ある存在に
お前は幾時でもやって来て,何処へでも行くだろう. — ランボオ,飾画 『ある理性に』
──足跡だけを残して.
ところで,誰かの理性の足跡は,暗闇を流動する真っ黒な血液の淀みにちろちろと浮かぶ仄明るい灰色の翳としてわれわれに感得されるし,理性を遺失した他者をなお信じねばならぬ情況において,それは唯一残された希望のよすがともなり得るが,数日前まで理性を宿していたであろう当人にとっての足跡とは,畢竟ベンジン臭の行き渡った天国の長閑な昼下がり,雲の隙間に煌めく星を不意と視界に入れるごとき精神の一作用でしかなく,やがては一点の濁りなき精神に支えられた《完璧なる理性》がさながらその人物に宿っているように思われてならないといった事態がこともなげに生起し,われわれに戦慄を齎すことがあるのではないだろうか.選択項を持たないがゆえに彼女に迷いはなく,実際突き抜ける碧空のごとく明晰であり,剰え理性は撤退しその足跡のみを留めているというわけである.かかる事態が精神分析学の教えるところの《行為への移行》と如何ほどの距離を取り得るかについては明らかでない.とはいえ待ち合わせ場所に向かうため一時間ばかり電車に揺られているあいだ,彼女は正にそのようにして怪物であったのではあるまいか.七月一六日の昏黒が近づく頃,その日初めて会うこととなった本名も知らぬ友人が漕ぐ自転車の後部に跨って彼女は買い出しに出掛ける.この友人は二人乗りの経験がなかったものか,車体は初めこそ平衡を失い二人は一度ならず足をついたものの,彼の下宿から三分程の距離にある小さな商店街に差し掛かったときには最早何の問題もなく進めるようになっていた.人間は学習するのだ.

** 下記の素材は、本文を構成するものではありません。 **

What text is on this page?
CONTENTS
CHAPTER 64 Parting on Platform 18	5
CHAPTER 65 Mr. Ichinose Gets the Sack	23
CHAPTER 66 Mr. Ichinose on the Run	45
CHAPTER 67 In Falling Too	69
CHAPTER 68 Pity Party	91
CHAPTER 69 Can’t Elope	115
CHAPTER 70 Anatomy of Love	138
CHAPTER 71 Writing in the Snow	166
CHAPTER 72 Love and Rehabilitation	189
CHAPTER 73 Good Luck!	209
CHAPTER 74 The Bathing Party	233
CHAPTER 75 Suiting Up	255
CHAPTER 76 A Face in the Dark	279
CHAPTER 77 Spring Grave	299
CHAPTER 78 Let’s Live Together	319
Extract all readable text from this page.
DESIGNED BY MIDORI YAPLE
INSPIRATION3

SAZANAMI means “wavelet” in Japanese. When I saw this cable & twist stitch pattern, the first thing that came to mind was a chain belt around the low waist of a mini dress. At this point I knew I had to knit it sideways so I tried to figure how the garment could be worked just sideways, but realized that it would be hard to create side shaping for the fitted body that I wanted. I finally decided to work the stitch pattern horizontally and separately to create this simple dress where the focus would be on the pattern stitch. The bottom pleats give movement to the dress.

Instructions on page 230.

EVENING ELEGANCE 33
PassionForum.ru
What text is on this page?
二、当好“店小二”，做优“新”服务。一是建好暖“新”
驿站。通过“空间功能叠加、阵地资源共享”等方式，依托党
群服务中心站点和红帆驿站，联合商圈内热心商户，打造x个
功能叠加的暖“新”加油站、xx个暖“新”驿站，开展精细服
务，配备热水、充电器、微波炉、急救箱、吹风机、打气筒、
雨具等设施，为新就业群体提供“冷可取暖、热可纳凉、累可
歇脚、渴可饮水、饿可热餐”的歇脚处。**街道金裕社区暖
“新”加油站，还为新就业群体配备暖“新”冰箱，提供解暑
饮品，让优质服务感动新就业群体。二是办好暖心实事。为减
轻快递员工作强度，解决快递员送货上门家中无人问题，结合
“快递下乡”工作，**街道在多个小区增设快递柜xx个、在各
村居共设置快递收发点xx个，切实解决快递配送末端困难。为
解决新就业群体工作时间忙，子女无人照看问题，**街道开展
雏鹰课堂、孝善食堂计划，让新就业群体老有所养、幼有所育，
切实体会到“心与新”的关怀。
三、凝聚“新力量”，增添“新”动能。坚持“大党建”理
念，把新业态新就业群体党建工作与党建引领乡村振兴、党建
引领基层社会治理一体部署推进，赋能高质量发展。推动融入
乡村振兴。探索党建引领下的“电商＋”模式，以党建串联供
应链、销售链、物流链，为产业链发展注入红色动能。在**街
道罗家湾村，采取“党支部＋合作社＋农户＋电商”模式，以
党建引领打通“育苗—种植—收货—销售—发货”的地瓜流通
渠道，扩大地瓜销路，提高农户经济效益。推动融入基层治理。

もう何年もこんな生活を送っているかのように初夏の風は馬鹿馬鹿しくも彼女の黒髪を靡かせた.街路灯と商店の灯りは道の遥か向こうで左右を切り取られた山の峰を縁取りながら燃え盛る断末魔の夕焼けに滲みつつ沈み込んでおり,天を覆う紫がかった暗蒼色の空はくすみながら静かに地上へと垂れ込めて,道路,不法駐輪された自転車,行き交う人々を飲み込んでゆく.既に至るところで冥闇が湧き出していた.欠伸をすると線路の遮断機の音が遠くから聞えてきて,而してほんの僅かだけ懐かしい匂いがした.ペダルを漕ぐ二〇歳の青年はアパートを出るときに,アルコールは必要かもしれないなと独り言のように呟いたきり言葉を発しない.戻ればまたお喋りするのだろうと思い,彼女はプロコフィエフの『ピーターと狼』を鼻で歌いながら青年のベルトに手を添えて,あの人のことを想った.三時間後,彼ら二人は肉片と化しJR職員により五つのバケツと黒いポリ袋三枚に収められ,未消化の睡眠導入剤三〇〇錠とともに唯物的に混淆することとなった.彼女(と青年)の実存の足跡は翌日の同じ時刻には焼却され,跡形もなく消え失せた.世界に穿たれた穴は空虚を露呈させるまでもなく,またすぐに別の無関係な存在物によって充たされた.神は偉大である.